Der Hausarzt der Beschwerdeführerin diagnostizierte am 20.06.2022 – somit drei Tage nach der dritten Impfung gegen Covid-19 – einen Infekt der oberen Atemwege und führte aus, dass die Seitenstränge deutlich verdickt waren. Die Schlussfolgerung des Sachverständigen in seinem Gutachten vom 23.02.2025, dass es sich daher um einen klinisch relevanten Infekt handelte, der am Tag nach der Impfung manifest wurde, ist schlüssig. Weiters weist der Sachverständige unter Bezugnahme auf die WHO zu Nebeneffekten von Covid-19-Impfungen darauf hin, dass akute virale Infekte als Folge einer Covid-19-Impfung nicht bekannt sind. Hingegen hält der Gutachter unter Heranziehung von in seinem Gutachten näher zitierter wissenschaftlicher Quelle schlüssig fest, dass Geruchsstörungen jedoch eine Folge von viralen Infekten sein können und davon auszugehen ist.

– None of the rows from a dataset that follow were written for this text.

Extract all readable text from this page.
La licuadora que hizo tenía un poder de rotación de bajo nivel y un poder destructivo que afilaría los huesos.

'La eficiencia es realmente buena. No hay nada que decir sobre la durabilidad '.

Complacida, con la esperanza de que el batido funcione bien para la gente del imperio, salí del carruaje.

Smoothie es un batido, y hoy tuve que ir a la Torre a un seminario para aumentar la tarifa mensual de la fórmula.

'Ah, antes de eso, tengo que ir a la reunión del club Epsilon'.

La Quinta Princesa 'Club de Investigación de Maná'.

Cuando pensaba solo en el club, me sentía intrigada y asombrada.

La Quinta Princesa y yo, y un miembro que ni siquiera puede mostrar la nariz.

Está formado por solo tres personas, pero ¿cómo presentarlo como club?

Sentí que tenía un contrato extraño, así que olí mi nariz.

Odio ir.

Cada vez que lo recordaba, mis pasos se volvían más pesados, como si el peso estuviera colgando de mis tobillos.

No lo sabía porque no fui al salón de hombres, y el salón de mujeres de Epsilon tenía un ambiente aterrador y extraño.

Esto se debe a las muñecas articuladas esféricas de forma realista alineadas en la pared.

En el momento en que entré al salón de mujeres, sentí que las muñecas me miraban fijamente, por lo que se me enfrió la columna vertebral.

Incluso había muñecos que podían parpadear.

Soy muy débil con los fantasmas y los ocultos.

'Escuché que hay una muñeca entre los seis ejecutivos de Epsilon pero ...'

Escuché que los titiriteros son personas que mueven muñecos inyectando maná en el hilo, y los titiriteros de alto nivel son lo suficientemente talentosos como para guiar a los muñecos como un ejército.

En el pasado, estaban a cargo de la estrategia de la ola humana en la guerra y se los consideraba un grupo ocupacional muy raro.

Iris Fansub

Auch hinsichtlich eines Zusammenhangs zwischen der Multiplen Sklerose und einer Geruchsstörung führte der Sachverständige drei Quellen an und führte insbesondere aus, dass der Virusinfekt und die Multiple Sklerose die wahrscheinlichere Ursache der Ätiologie sind. Hinzu trete der Umstand, dass die Beschwerdeführerin etwa XXXX Monate vor der Impfung XXXX und ihre immunmodulatorische Therapie aufgrund XXXX im Jahr 2021 abgesetzt wurde. Diese Therapie wurde dem nachvollziehbaren Gutachten zufolge erst wieder im XXXX 2022 aufgenommen, wobei der Gutachter festhielt, dass bekannt ist, dass das Risiko einer Verschlechterung einer Multiplen Sklerose XXXX über einige Monate erhöht ist, vor allem bei einer Pause einer immunmodulatorischen Therapie. Auch hierzu führte der Sachverständige medizinische Literatur an.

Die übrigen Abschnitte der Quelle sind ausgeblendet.